Ohne­hin kann die west­li­che Alli­anz nicht davon »erlöst« wer­den, dass die seit lan­gem schwe­len­de Debat­te über mehr euro­päi­sche Eman­zi­pa­ti­on von Ame­ri­ka bis hin zu stra­te­gi­scher Auto­no­mie voll ent­brannt ist. Schon weil Emma­nu­el Macron der Regie­rung Mer­kel mit ihrer trans­at­lan­ti­schen Retro-Per­spek­ti­ve Paro­li bie­tet, bleibt die NATO von Sinn- und Stra­te­gie­fra­gen nicht ver­schont. Und so viel dürf­te unstrit­tig sein: Beharrt das Bünd­nis auf dem glo­ba­len Akti­ons­ra­di­us, ist das auf Dau­er nur rea­li­stisch, wenn die USA wie­der in gewohn­ter Wei­se als Füh­rungs­macht agie­ren. Wer­den sie? Kön­nen sie das überhaupt?

Wohl um dem tra­di­tio­nel­len Rol­len­ver­ständ­nis Gel­tung zu ver­schaf­fen, will Gene­ral­se­kre­tär Stol­ten­berg die NATO mit einer Chi­na-Agen­da ver­se­hen. Mehr eine poli­ti­sche als stra­te­gi­sche Opti­on, doch unver­kenn­bar dem Bestre­ben geschul­det, sich der Biden-Regie­rung als Sekun­dant ihres Chi­na-Kur­ses anzu­die­nen. Was sich vom Effekt her frei­lich erst dann beur­tei­len lässt, wenn es ein sol­ches Tableau tat­säch­lich gibt.

Eine Renais­sance des trans­at­lan­ti­schen Ein­ver­neh­mens dürf­te davon frei­lich weni­ger abhän­gen als vom Ver­hal­ten der künf­ti­gen US-Regie­rung bei inter­na­tio­na­len Kon­flik­ten, von denen Euro­pa nicht nur berührt, son­dern betrof­fen ist. Vom Ran­king her ste­hen dabei der Iran und das unge­klär­te Schick­sal des Nukle­ar­ab­kom­mens von 2015 oben­an.
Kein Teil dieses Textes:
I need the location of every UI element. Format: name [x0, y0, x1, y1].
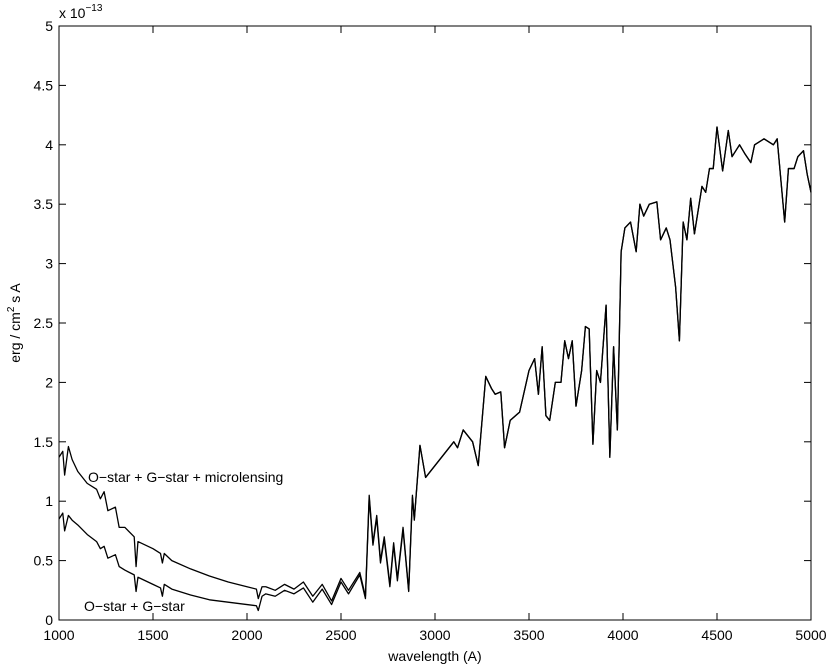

Es erscheint illu­sio­när, dar­auf zu hof­fen, dass sich die USA zügig wie­der einem Agree­ment anschlie­ßen, aus dem Donald Trump im Mai 2018 mit viel obses­si­ver Dra­ma­tik aus­ge­stie­gen ist. Woll­te Biden das kor­ri­gie­ren, brauch­te er das Wohl­ver­hal­ten des Iran, das nur dann zu erwar­ten wäre, soll­te der rigi­de Sank­ti­ons­mo­dus gelockert wer­den. Als Trump am 8. Mai 2018 eine Exe­cu­ti­ve Order unter­schrieb, nach der jedes aus­län­di­sche Unter­neh­men, das wei­ter mit dem Iran Geschäf­te macht, sank­tio­niert wird, stand eines außer Fra­ge: Die USA bre­chen das Atom­ab­kom­men, nicht die Isla­mi­sche Repu­blik, die zunächst auf Gegen­maß­nah­men ver­mut­lich in der Erwar­tung ver­zich­tet hat­te, die drei EU-Signa­tar­staa­ten – Groß­bri­tan­ni­en, Deutsch­land, Frank­reich (EU-3) – wür­den ihr bei­ste­hen, die ärg­sten Schä­den eines reso­lu­ten Embar­gos zu kom­pen­sie­ren. Was sich als irri­ge Hoff­nung erwies. Es fehl­te in der EU am Wil­len wie der Fähig­keit, einer eigen­stän­di­gen Iran-Poli­tik zu fol­gen. Nun hat sich Tehe­ran dar­an erin­nert und legt bei der Aus­ein­an­der­set­zung über sein Nukle­ar­pro­gramm wie­der auf Selbst­be­haup­tung Wert. Das galt schon 2002 bei den ersten Son­die­run­gen mit den EU-3, hat sich 2015 bei den fina­len Wie­ner Ver­hand­lun­gen über den Atom­deal fort­ge­setzt und bleibt bis heu­te so. Am 1. Janu­ar hat die ira­ni­sche Atom­be­hör­de die Inter­na­tio­na­le Atom­ener­gie­agen­tur IAEA von ihrer Absicht unter­rich­tet, eine begrenz­te Men­ge an Uran (120 Kilo­gramm) wie­der auf 20 Pro­zent anzu­rei­chern. Gin­ge es nach dem Nukle­ar­ver­trag, wären maxi­mal 3,67 Pro­zent erlaubt – nur hat das Abkom­men in sei­ner jet­zi­gen Form aus­ge­sorgt. Es anzu­pas­sen, bleibt ein from­mer Wunsch. Die Regie­rung Biden wird ihn nicht erfül­len. Kon­fron­ta­ti­on und Abwar­ten heißt die Devi­se, ein ent­spann­tes Ver­hält­nis zwi­schen den USA und Isra­el ver­spricht das allemal.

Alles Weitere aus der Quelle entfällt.